Filmmaker Statement

Director's Statement

Producer Marty Syjuco and I had been friends for a few years when his older brother, Paco Larrañaga's brother-in-law, asked for our help. I had heard that Paco was accused of murdering two women on the island of Cebu in the Philippines, but until his death sentence everyone in the family was embarrassed to talk about it and was 100 percent sure that the Supreme Court would overturn the verdict.

I retained some skepticism — until I read the letter from the 35 "unheard witnesses" in the case. I was in a café on New York City's Lower East Side, and the letter brought me to tears. Paco was my age, and over that last seven years, while I had thrived, he had waited, unjustly condemned to execution, in a horrific gang-run prison.

There was no way to ignore the injustice; I had a background in video and had long believed in film's ability to create social change. But it was only when I realized how passionate I had become about this story that I felt the full power of the medium.

Passion alone does not make good cinema, though, and it has taken seven years to complete this project. Our first step was to go to Los Angeles to interview two of the letter writers who attested to Paco's whereabouts when the crime was committed in 1997. They had left the Philippines, partially out of disgust over this case, but also because they felt haunted by guilt — the same guilt we would feel if we were unable to reverse a clear and terrible injustice. At our first meeting in Los Angeles, the two broke down and wept over their powerlessness and failure to make anyone listen. They painted a picture of cronyism, corruption and class/race conflict in the Philippines that made us realize this injustice was only the tip of a very deep iceberg.

In the Philippines, a few people, galvanized by the opportunity to do the right thing, supported us with housing, resources, information and encouragement. Others held back, believing that the system was beyond reform and the risk in going against police, presidents and drug lords was too high.

Paco, who will soon have spent half his life in prison, was reticent for other reasons: When we discussed the case and prison, he became cold and somber. But when we talked about his pre-trial life, he was full of warmth and enthusiasm. I regret that — because of the prison environment and Paco's experience of media as enemy — we could not adequately capture on film the sweetness and joy in his personality that we glimpsed, and that Paco's friends and family saw as his essential nature.

I came to understand that we could prove Paco's innocence over and over with the facts, but that would never be enough. We needed not only to expose a deep and complex dynamic of corruption and injustice, but also to reveal the part of the culture of the Philippines that is human, decent and suffering.

— Michael Collins, Director

Producer's Statement

I first met Paco at my brother's wedding to Mimi, Paco's older sister.
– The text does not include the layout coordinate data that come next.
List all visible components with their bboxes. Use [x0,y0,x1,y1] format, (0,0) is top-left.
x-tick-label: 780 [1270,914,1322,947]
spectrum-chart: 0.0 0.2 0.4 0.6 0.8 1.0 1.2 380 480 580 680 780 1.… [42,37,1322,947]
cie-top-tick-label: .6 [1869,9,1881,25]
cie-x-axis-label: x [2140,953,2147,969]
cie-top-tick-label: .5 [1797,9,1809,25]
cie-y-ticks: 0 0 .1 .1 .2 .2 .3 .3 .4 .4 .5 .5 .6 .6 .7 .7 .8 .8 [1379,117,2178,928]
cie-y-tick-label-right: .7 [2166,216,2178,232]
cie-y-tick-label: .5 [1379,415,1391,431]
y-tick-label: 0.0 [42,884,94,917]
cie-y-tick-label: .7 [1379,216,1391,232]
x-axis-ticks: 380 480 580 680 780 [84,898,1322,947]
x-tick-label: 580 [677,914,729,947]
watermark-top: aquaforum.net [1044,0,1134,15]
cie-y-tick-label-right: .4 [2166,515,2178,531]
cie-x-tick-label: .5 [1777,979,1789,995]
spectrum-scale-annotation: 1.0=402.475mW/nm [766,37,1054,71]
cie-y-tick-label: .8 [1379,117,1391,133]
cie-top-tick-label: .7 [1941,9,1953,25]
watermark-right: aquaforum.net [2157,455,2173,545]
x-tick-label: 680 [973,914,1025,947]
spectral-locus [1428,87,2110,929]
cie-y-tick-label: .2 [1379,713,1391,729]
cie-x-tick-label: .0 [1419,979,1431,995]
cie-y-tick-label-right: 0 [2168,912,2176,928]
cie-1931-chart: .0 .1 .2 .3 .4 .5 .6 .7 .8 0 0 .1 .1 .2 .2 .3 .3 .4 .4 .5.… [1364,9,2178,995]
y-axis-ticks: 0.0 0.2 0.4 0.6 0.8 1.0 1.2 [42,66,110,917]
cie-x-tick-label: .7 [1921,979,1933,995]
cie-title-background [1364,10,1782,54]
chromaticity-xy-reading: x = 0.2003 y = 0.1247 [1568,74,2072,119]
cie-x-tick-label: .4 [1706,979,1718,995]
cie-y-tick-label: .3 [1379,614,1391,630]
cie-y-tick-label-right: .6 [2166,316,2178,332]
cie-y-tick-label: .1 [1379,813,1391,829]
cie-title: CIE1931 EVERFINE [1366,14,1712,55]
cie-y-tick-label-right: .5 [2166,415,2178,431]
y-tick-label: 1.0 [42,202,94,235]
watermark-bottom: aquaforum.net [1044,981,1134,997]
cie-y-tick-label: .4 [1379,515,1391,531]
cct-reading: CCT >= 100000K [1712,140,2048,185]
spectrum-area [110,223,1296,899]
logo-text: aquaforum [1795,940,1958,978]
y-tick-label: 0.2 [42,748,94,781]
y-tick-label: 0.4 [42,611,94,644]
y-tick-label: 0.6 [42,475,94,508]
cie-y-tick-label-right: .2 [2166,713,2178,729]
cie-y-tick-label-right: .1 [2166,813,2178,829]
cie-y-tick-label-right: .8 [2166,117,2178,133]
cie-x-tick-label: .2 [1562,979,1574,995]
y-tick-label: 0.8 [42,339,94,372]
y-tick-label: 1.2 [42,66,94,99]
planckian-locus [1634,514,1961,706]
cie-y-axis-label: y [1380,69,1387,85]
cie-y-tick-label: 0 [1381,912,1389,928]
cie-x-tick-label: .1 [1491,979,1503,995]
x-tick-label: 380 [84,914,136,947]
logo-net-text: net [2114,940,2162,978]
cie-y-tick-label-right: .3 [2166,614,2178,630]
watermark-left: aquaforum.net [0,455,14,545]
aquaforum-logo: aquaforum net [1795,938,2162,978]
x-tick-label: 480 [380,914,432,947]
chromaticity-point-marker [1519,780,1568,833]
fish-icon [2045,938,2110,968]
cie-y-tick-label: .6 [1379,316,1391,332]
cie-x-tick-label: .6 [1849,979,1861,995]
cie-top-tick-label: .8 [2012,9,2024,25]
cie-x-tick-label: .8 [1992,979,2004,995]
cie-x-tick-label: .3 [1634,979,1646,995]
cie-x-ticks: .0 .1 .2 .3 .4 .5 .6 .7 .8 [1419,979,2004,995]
Eight years younger than I, he was just a big, overweight kid, and I didn't pay him much attention. Later, when I heard about his arrest and trial, I went on with my life. Part of me figured the courts would sort it out. Another part was so inured to the injustice and corruption that form the background noise of the Philippines, that I, like most Filipinos, was hobbled by fatalism.

After moving to New York and working in film distribution, I began to crave something more meaningful and creative. When Paco's sentence was elevated to death, and I saw the letter from the 35 "unheard witnesses," I knew I was at a crossroads. My own mother had seen Paco in Manila — 300 miles from the scene of the crime — on the day of the murders and had been denied the right to testify in court and corroborate his alibi.

I know some will question my objectivity and intent because Paco is my brother-in-law, but that relationship gave me inside access and perspective. It also opened my eyes to a part of the Philippines that, as one of its beneficiaries, I had ignored.

My family members are mestizos, a group that traditionally benefits from endemic corruption and cronyism. Educated in Canada and the United States, I had lived in a gated community in the Philippines, and I had been naively and willfully ignorant of the poverty all around me — blind even to the thousands of street children who haunt our cities. My clan was well protected by race, political connections and wealth from the worst aspects of our country's deeply flawed system.

It was precisely my comfort in this role, and my perspectives as a political and familial insider, that made me particularly suited — and obligated — to act in Paco's case. I had left the Philippines, but it lived inside me. And I knew I had to return. I love the country and have friends and family there, but I have grown to abhor the fatalism that allows people to turn away from injustice, and that helps the elite control the poor and uneducated.

But even for the elite, the country's poorly paid and ill-trained police are a persistent threat — to be bribed as a first resort, and allowed to escape if that fails. Under political pressure to solve crimes, they commonly charge any vaguely likely suspect. I strongly believe that most of the Philippines' prisoners have been denied due process or are innocent — or both, as we found in Paco's case — and that injustice is facilitated by the media. Once I had believed what I read and saw, but first-hand knowledge made me question so many of my birthright preconceptions and opened not only a sea of skepticism, but an ocean of hope.

Paco Larrañaga is just one among many. And the Philippines is not alone in failing to build the trappings of democracy, including elections, on a solid foundation of impartial institutions, such as independent courts. There are thousands of Pacos around the world, from Egypt to the United States. We are hoping that this film will make not only Filipinos, but people of all nationalities, sit up, pay attention and act.